Sandra, utéléchargementne jeune femme qui sort à peine d’une dépression, apprend que son poste à l’usine va être supprimé. Ses collègues ont dû voter. Ils avaient le choix entre le versement d’une prime annuelle de 1.000€ ou la suppression de son poste. 12 personnes sur 14 ont préféré la prime. Mais, entaché d’irrégularité, ce scrutin est annulé au profit d’un deuxième qui se tiendra le lundi matin. Sandra a donc deux jours pour convaincre ses collègues de l’aider à conserver son poste. Ella va aller les démarcher un à un.

MON AVIS

A éviter sauf si vous souhaitez rester immergé dans la pénible vie quotidienne des salariés d’aujourd’hui. Dans ce cas, ce film sans une once d’humour ni un gramme de paillettes est pour vous.

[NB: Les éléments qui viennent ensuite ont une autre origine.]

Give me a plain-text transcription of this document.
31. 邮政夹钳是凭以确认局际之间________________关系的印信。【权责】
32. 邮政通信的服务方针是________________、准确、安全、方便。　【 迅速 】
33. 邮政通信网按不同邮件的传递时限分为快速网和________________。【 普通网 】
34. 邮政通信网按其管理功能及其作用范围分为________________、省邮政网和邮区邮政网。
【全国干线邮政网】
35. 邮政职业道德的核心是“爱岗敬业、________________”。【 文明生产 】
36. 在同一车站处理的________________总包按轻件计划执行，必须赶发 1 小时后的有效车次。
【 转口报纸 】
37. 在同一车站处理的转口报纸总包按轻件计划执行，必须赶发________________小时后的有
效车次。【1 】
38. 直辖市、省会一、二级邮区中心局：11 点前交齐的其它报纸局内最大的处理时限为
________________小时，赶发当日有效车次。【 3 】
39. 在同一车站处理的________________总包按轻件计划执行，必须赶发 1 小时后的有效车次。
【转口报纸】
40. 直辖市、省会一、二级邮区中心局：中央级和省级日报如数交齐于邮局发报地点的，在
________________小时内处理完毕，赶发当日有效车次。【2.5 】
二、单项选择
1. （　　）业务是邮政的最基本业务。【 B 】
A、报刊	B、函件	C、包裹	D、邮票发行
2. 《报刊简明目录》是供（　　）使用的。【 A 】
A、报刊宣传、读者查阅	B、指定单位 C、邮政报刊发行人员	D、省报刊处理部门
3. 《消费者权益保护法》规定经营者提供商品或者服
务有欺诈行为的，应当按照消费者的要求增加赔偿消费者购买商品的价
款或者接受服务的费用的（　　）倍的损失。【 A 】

Vous suivrez la viré en autobus de cette malheureuse jeune femme de pavillons en briques en HLM sans ascenseur. Toutes les facettes ou presque de la société civile sont représentés : la divorcée récente, l’immigré de fraîche date, les quinquagénaires asphyxiés par les études à la faculté des enfants,…Tous le monde a des problèmes de fin de mois et personne n’a envie de rire ou de s’amuser. On soulignera l’excellente performance de Marion Cotillard. Son jeu tout en finesse sonne toujours très juste. Elle illumine ce film gris et sans grand relief des frères Dardenne.